Le 49.3 « reste l’hypothèse la plus probable »
Malgré tout, l’utilisation de 49.3 par Michel Barnier « reste l’hypothèse la plus probable », assure Anne-Charlène Bezzina, constitutionnaliste. En 2022 et 2023, c’est aussi le choix qu’Elisabeth Borne avait privilégié. « Mais attention, il faut être sûr de sa base », ajoute la maître de conférences. Car une motion de censure peut être déposée par l’opposition dans les 24 heures. Si celle-ci est votée par la majorité de l’Assemblée nationale, le texte est rejeté et le gouvernement renversé.
« Le 49.3 est le scénario qui semble se dessiner car le gouvernement s’appuiera sur l’assentiment du Rassemblement national pour ne pas voter la censure », indique Théo Ducharme.
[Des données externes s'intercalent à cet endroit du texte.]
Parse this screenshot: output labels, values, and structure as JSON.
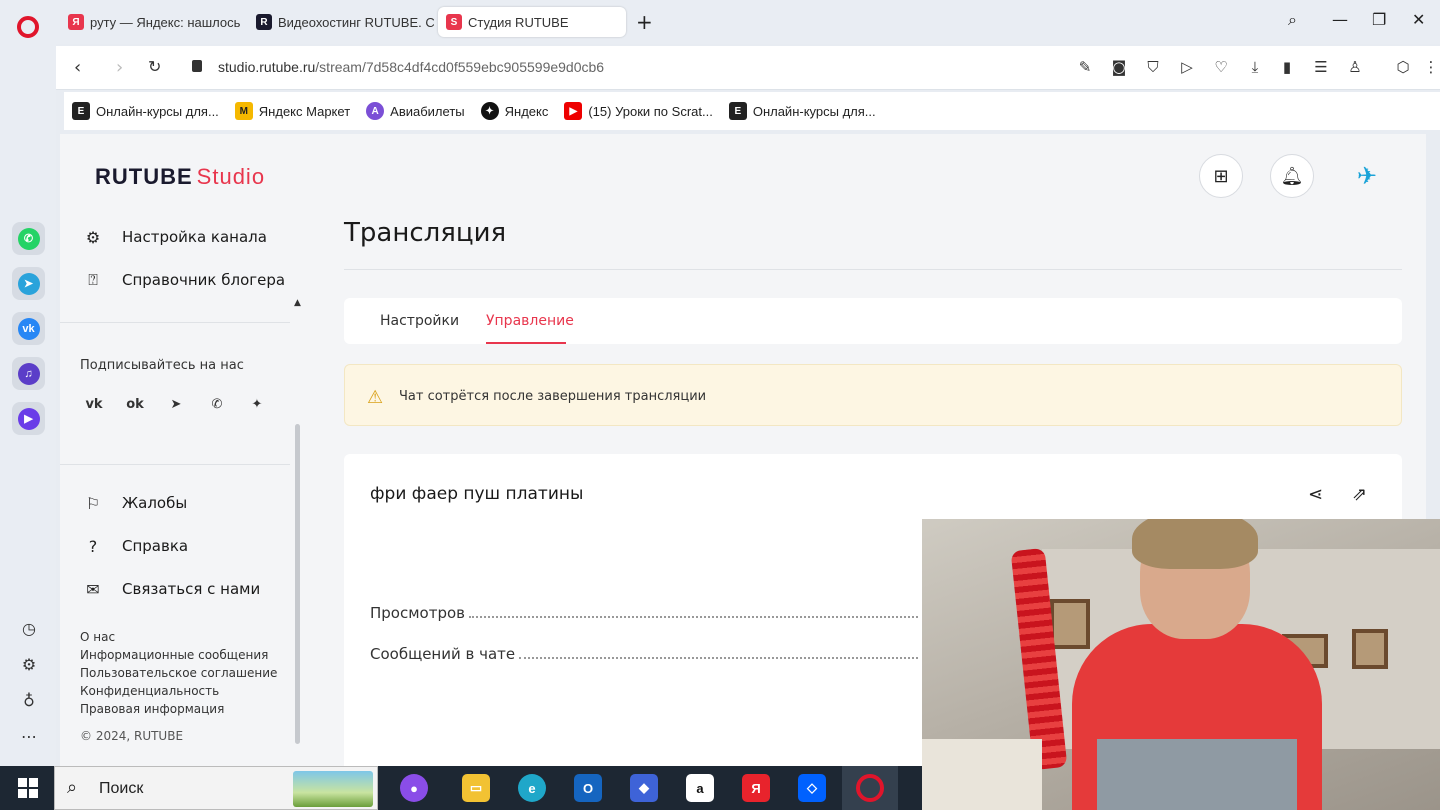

Et de poursuivre : « Ça arrangerait tout le monde. Le gouvernement fait passer son budget. La gauche peut déposer la motion de censure. Et le Rassemblement national paraît responsable en ne la votant pas ». Dimanche, dans une interview au JDD, Michel Barnier a indiqué qu’il éviterait tout « blocage parlementaire » ou « concours Lépine fiscal », faisant référence aux 60 milliards d’euros d’impôts supplémentaires ajoutés par les députés samedi avant d’être rejeté la commission des Finances. Aussi une manière de rappeler qu’il peut couper court aux débats par un 49.3. Une source gouvernementale, citée par l’AFP, imagine les débats se tenir au moins jusqu’à mercredi 23 octobre. A ce moment-là, « on y verra plus clair », souligne-t-il.